Regents officially kick off presidential search
After preparation that spanned the past few years, the CU Board of Regents last week officially kicked off the search for the next CU president. The regents in October hired a search firm to assist with the process and elected a search committee, which it expanded slightly at its meeting last week in Colorado Springs.
The search commenced when the board provided a charge to the committee that detailed what the board is seeking. It is looking for a leader to be “the chief executive officer of a diverse and complex organization,” a person who recognizes the unique attributes of the four campuses while leveraging the collective power of the system. The new president will serve as chief spokesperson for CU and engage elected officials in a non-partisan manner. He or she must “lead change and innovation” while also serving as a key stakeholder in the shared governance process.
“The president must effectively communicate CU’s mission, build and strengthen relationships both within CU and with our strategic partners, generate public support for higher education, and advance CU’s research and philanthropic efforts,” according to the charge.

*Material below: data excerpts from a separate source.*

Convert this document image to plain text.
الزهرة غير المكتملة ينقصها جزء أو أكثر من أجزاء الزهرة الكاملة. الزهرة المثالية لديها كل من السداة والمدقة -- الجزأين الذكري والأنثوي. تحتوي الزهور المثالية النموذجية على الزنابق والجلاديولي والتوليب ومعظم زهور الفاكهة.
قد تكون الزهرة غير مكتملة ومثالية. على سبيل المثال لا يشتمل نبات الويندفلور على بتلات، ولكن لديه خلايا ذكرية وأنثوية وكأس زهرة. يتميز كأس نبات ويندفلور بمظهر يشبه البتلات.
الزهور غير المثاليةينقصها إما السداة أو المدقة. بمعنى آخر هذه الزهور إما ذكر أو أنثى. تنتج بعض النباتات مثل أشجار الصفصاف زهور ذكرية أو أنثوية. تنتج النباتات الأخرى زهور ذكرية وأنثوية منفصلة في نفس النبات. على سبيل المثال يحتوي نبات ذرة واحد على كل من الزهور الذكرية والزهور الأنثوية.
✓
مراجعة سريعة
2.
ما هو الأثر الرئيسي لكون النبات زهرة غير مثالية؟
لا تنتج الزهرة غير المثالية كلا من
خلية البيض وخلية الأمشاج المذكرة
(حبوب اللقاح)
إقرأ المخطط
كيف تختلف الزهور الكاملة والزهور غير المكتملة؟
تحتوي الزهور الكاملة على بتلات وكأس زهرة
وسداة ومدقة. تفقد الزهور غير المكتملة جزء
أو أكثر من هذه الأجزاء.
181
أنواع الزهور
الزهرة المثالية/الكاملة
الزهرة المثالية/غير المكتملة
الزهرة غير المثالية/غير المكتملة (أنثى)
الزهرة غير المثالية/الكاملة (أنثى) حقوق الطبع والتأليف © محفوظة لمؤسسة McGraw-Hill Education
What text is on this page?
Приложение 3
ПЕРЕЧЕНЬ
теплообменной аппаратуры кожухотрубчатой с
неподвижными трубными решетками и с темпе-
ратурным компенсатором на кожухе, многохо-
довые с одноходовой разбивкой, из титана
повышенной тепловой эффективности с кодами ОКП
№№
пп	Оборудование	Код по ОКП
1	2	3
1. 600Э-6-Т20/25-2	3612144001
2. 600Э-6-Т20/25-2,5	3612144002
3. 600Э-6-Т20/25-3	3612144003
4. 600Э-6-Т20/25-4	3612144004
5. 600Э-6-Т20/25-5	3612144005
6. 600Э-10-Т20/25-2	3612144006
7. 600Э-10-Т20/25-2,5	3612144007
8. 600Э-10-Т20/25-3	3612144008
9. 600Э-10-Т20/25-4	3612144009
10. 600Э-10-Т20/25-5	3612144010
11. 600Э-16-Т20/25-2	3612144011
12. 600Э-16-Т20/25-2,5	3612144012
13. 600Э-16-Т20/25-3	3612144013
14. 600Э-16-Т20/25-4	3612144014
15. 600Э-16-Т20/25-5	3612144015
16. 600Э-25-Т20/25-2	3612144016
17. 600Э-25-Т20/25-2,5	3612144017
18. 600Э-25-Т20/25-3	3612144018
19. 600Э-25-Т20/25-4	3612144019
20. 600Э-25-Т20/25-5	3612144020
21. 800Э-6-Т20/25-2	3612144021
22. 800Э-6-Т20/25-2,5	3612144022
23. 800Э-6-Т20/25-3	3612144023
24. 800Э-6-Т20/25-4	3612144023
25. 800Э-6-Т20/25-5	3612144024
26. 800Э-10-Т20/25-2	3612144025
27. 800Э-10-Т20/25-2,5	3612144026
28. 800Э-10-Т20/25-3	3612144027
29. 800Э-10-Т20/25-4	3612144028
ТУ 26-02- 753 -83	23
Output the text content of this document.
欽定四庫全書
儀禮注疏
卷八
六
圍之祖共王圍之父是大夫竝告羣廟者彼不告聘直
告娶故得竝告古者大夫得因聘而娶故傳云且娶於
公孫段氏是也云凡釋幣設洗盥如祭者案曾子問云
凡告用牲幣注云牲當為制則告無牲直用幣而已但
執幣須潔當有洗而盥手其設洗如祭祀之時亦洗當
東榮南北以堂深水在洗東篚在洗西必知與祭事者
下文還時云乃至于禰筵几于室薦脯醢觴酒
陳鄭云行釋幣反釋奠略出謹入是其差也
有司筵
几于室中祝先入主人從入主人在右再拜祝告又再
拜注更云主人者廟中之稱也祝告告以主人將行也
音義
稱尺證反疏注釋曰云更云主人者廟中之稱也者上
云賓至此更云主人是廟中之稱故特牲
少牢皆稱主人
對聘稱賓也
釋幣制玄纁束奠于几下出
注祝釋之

The regents have been refining the presidential job description and articulating the qualities they would like to see in the university’s next leader over the past few years in anticipation of a leadership transition. CU President Bruce D. Benson has announced he intends to retire from the university in July.
The regents had a get-acquainted meeting Thursday with most members of the search committee. Regents added an undergraduate student (Sierra Brown, chair of the Intercampus Student Forum, the system-wide student government organization) and a representative of the CU Foundation Board (outgoing chair Margaret Bathgate) after the board received requests to expand the committee. It now comprises 17 members, including the two regents co-chairing, Heidi Ganahl and Irene Griego. It will next meet in early December.
Members of the board said they welcome input from people inside and outside the university about what they are looking for in a president and the issues facing the university. The board also invited recommendations of people who may be right for the job.